Seventy-five female college students and 24 male college students reported the cost (in dollars) of his or her most recent haircut. The resulting data are summarized in the following table.
Females | Males | |
---|---|---|
No. of observations | 75 | 24 |
Minimum | 0 | 0 |
Maximum | 150 | 35 |
1st Quartile | 20 | 9.25 |
Median | 31 | 17 |
3rd Quartile | 75 | 20 |
Mean | 52.53 | 20.13 |
Students can sketch out a basic box plot with whiskers extending to the min and max, a box extending from the first quartile to the third quartile, and a line at the median, as shown below. In order to compare haircut costs of males and females, the two boxplots should be plotted side by side on the same scale.
Commentary
This problem could be used as an introductory lesson to introduce group comparisons and to engage students in a question they may find amusing and interesting. More generally, the idea of the lesson could be used as a template for a project where students develop a questionnaire, sample students at their school and report on their findings.

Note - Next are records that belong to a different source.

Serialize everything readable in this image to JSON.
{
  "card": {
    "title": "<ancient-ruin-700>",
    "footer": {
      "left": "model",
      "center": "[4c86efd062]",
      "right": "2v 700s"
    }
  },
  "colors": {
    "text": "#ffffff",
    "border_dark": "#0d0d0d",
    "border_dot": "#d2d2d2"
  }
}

Being able to use data to compare two groups is an important skill. These distributions have similarities (both appear to be skewed); we can also see that haircut cost tends to be greater for females than males and that there is more variability in haircut cost for females.
The data can also be used to start (or continue) a discussion about what we should report as a “typical” haircut cost. The data distributions appear to be skewed (for the females more so than the males). It allows us to see how extreme values in the data “pull” the mean toward the high end of hair cut costs. With strongly skewed data, measures such as the mean and standard deviation aren’t very useful.
These data came from a survey given to a class of introductory statistics students in a college class.